The inter prediction unit 241 is configured to generate a prediction signal by inter prediction (inter-frame prediction) similarly to the inter prediction unit 111.

Specifically, the inter prediction unit 241 is configured to generate a prediction signal from a motion vector decoded from encoded data and a reference signal included in a reference frame. The inter prediction unit 241 is configured to output a prediction signal to the adder 230.

The intra-frame prediction unit 242 is configured to generate a prediction signal by intra-frame prediction (intra-frame prediction), similarly to the intra-frame prediction unit 112.

Specifically, the intra-frame prediction unit 242 is configured to specify a reference block included in the target frame, and generate a prediction signal for each prediction block based on the specified reference block. The intra-frame prediction unit 242 is configured to output a prediction signal to the adder 230.

The loop filter processing unit 250 is configured to perform a filter process on the pre-filter decoded signal output from the adder 230 and output the post-filter decoded signal to the frame buffer 260, similarly to the loop filter processing unit 150.

Here, the filtering process is, for example, a deblocking filter process for reducing distortion generated at boundary portions of blocks (encoding blocks, prediction blocks, transform blocks, or sub-blocks obtained by dividing these blocks) or an adaptive loop filtering process for switching filtering according to a filter coefficient, filter selection information, local properties of graphics of an image, or the like transmitted from the image encoding apparatus 100.

Like the frame buffer 160, the frame buffer 260 is configured to accumulate the reference frames used by the inter prediction unit 241.

Here, the filtered decoded signal constitutes a reference frame used by the inter prediction unit 241.

(decoding section 210)

The control data decoded by the decoding unit 210 will be described below with reference to fig. 4 to 7.

Fig. 4 shows an example of a structure of encoded data (bit stream) received by the decoding unit 210 disclosed in non-patent document 1.

The decoding unit 210 is configured to decode mmvd_cand_flag when mmvd_merge_flag is 1 and MaxNumMergeCand is greater than 1.

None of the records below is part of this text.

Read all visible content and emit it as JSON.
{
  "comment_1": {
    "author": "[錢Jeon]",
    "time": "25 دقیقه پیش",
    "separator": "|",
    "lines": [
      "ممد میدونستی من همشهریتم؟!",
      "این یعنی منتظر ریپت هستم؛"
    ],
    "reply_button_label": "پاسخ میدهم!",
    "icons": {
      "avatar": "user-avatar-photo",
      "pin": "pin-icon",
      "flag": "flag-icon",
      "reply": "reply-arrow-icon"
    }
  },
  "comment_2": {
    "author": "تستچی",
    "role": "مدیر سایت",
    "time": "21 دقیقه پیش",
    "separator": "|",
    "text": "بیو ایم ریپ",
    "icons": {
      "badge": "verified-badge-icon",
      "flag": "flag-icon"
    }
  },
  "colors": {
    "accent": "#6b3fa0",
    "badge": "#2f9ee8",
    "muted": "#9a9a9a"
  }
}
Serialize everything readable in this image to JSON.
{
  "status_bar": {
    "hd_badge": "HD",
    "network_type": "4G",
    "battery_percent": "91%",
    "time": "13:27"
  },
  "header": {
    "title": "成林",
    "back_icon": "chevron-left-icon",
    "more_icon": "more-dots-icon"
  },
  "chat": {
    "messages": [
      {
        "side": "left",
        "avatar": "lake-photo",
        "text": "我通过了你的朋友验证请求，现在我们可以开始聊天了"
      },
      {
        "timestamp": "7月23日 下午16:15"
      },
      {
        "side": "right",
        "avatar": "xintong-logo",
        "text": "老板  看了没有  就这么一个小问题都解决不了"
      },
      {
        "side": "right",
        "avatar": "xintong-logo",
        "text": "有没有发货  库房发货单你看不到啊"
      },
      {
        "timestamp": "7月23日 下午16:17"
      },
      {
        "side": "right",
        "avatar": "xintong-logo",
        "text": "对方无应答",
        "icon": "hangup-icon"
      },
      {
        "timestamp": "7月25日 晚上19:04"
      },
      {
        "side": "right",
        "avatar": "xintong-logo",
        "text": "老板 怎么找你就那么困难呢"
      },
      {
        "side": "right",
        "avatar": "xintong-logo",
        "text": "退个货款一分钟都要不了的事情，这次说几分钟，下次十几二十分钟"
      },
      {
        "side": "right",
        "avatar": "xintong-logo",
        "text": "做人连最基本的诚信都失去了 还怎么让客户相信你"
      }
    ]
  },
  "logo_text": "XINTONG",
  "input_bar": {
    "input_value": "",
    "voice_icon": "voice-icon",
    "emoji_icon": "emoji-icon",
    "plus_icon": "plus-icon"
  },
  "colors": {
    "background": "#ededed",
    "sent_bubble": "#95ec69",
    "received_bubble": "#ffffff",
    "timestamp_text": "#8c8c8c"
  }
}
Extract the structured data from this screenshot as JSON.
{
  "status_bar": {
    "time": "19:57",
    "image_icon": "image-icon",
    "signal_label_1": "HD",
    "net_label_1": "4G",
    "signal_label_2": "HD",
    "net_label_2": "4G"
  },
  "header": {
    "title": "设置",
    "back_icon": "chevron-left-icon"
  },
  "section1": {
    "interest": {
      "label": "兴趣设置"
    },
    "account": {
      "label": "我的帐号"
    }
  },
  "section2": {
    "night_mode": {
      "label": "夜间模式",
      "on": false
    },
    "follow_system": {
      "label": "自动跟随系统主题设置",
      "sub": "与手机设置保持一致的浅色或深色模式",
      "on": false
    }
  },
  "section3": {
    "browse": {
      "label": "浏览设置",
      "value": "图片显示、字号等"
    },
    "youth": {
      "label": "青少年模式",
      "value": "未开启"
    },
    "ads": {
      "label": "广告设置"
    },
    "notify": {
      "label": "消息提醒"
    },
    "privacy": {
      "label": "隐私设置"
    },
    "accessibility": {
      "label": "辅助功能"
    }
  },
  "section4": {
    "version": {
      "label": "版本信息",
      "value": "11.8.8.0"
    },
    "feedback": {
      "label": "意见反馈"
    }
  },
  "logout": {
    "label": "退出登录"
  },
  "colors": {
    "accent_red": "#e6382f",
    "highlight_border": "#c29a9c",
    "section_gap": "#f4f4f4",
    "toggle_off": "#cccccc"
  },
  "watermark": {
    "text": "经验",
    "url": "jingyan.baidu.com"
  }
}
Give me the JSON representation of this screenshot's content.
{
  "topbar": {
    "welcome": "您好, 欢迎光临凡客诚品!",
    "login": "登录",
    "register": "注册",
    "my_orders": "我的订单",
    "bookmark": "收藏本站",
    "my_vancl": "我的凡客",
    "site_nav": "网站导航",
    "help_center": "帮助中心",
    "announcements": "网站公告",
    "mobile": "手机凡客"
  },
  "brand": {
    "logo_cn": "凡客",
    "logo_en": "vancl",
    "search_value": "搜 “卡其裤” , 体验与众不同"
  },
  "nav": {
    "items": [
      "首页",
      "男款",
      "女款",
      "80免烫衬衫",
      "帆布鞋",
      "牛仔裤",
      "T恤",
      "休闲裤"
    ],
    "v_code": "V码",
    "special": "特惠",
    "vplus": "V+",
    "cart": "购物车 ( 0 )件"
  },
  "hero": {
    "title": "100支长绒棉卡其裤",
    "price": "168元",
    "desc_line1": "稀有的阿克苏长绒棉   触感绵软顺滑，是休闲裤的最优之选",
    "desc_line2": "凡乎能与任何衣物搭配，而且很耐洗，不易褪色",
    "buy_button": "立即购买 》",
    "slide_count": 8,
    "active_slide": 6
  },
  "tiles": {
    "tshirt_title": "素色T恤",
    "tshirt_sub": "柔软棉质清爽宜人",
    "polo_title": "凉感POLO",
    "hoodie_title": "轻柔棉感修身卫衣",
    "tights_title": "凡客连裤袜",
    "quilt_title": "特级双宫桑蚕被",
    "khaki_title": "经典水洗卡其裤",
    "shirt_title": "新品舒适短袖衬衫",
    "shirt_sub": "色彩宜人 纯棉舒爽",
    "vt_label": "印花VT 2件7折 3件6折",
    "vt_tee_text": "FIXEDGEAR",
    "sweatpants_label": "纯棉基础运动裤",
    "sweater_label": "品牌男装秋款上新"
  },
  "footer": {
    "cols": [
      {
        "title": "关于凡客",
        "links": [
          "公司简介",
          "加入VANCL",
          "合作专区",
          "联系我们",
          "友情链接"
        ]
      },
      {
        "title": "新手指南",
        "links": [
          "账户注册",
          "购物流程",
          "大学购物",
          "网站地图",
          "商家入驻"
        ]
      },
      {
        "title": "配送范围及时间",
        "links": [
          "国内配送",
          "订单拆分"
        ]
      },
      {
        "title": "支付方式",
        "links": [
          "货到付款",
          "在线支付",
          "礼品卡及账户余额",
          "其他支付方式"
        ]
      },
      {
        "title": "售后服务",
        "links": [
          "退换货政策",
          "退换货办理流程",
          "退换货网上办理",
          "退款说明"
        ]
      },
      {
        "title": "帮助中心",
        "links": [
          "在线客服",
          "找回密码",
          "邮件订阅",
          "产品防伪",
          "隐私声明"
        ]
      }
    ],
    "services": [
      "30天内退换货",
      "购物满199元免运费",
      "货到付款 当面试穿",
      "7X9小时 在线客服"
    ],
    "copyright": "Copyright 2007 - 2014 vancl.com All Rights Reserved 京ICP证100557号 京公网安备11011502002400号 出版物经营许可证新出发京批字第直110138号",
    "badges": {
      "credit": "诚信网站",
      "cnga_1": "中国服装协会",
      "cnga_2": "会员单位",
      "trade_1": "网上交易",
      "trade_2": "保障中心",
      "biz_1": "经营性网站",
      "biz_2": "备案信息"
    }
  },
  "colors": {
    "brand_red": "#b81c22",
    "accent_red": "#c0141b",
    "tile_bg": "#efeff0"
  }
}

Here, mmvd_merge_flag is a flag specifying whether MMVD is applied to a target block, maxNumMergeCand is the maximum number of fusion candidates in a fusion list of target blocks, and mmvd_cand_flag is a flag indicating the number of fusion candidates to which MMVD is applied.

In non-patent document 1, since fusion candidates to which MMVD can be applied are limited to the 0 th and 1 st fusion candidates in the fusion list, when MaxNumMergeCand, which is the maximum number of fusion candidates in the fusion list of the target block, is larger than 1, mmvd_cand_flag is decoded and this value is specified.

In addition, in non-patent document 1, in other cases (i.e., in the case where MaxNumMergeCand is 1), it is known that the application target of MMVD is the 0 th fusion candidate in the fusion list, and thus mmvd_cand_flag is not decoded and is estimated to be 0.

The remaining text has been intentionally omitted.